Wednesday, 22 August 2012

Yank on the Beach in Pembrokeshire

The weather finally enticed me to get up early and head of for West Angle Bay in Pembrokeshire.  Thanks to Clive Hurford all were aware of a juvenile Baird's sandpiper on the beach there.  When I first arrived my heart sank.  the beach was full of people but worst of all a series of dog walkers.  I searched to the left of the car park as told but could find nothing.  I almost gave up but decided to retrace my steps.  Suddenly this delightful little wader appeared at my feet.
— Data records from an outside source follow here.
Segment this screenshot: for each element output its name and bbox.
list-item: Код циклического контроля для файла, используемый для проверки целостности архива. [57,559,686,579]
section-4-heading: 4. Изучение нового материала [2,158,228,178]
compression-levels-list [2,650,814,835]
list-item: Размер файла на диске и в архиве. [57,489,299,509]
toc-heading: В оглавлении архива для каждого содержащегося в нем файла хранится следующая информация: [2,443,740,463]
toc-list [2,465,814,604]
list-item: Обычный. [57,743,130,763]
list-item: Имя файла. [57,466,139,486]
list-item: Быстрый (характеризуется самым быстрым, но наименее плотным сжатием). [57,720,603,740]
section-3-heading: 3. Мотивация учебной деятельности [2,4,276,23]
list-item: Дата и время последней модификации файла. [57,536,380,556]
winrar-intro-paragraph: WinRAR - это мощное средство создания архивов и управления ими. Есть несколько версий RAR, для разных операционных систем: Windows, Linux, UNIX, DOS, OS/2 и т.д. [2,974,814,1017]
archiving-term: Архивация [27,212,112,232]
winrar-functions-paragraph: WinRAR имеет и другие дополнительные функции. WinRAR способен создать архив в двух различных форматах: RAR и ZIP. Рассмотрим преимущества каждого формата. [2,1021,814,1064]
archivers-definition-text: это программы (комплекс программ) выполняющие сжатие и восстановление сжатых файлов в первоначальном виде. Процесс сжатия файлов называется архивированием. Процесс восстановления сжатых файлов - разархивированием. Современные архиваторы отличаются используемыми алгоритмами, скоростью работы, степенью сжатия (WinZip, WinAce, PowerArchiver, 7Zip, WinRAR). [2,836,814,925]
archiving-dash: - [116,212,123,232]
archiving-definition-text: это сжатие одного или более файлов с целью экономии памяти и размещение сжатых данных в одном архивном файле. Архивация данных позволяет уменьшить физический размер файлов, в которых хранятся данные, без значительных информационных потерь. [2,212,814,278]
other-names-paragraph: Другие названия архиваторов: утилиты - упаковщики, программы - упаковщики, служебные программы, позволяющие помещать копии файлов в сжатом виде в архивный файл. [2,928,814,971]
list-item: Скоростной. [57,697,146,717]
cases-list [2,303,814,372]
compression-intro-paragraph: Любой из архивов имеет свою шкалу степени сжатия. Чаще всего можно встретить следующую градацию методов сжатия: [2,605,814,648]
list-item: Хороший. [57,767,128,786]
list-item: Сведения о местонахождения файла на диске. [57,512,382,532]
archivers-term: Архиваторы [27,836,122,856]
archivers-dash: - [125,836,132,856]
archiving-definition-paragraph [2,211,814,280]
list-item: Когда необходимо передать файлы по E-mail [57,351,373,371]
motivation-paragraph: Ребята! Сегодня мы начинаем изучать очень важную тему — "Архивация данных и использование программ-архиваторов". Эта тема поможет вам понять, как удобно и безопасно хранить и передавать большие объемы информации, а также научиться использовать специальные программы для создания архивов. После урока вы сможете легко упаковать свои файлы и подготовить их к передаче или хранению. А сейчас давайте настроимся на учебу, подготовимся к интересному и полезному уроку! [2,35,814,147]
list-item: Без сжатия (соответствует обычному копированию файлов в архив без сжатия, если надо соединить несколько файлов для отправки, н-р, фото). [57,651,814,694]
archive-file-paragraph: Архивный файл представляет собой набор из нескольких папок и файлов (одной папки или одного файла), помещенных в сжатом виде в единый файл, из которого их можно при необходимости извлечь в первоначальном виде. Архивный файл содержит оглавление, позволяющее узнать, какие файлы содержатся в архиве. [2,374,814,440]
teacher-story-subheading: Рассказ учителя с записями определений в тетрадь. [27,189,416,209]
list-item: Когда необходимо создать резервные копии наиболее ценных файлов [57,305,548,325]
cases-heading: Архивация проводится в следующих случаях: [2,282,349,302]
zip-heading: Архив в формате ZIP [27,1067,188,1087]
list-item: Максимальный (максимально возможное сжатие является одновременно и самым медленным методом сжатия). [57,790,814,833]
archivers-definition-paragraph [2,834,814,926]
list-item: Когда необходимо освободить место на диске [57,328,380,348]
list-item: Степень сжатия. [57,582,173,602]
Juvenile Baird's Sandpiper
 This little stray from North America was extremely confiding.  Despite very irresponsible dog owners allowing their dogs to put up the bird when it was obvious I was photographing it thank goodness the waif always returned.  I did have some very strong words with a couple of dog walkers but they seemed completely ignorant at what was going on.

Juvenile Baird's Sandpiper
I have not seen this species for some time so it was great to be reaquainted.  Note the primary feathers of the wings extending way beyond the tail and the very "biscuity" colour on the head and back.  These features are key to identifying this bird.  Whilst I was there Barry & Sandra Stewart appeared and could not believe how tame this little bird was.  Thanks to Clive and all in Pembrokeshire for putting out the news of this bird and allowing us all to enjoy it.

Barry Stewart getting close
I had a quick look round east Angle Bay where I noted a Bar-tailed Godwit, a Whimbrel and a Mediterranean Gull.

Dunlin still showing some summer plumage
I finished up at Kilpaison and walked out amongst the waders.  There were at least 60 Dunlin and the same number of Ringed Plovers.  Two Turnstone and 3 Knot with about a dozen Sanderling were also in attendance.


  1. That wind was so strong it almost blew my hairpiece off! It was great to bump into you today, Sandra was telling me on the way up how disappointed she was that she never caught up with you at the birdfair - she never says that about me! Great find by Clive; Glamorgan's loss is Pembrokeshire's gain.

  2. Nice find. You may have memories (I think you were there) of the extremely tame juv. Baird's that stood next to a log above the rack line, on the beach at Cape May, for over a week.

    People had little more to do than take a short walk from the platform and the bird was never more than a few feet from his spot.

  3. I will be more mindful of the bird populations on beaches when I walk my dog from now on. Don't want a scolding from any avid birdwatcher or terrorized waders! Thanks for the lesson!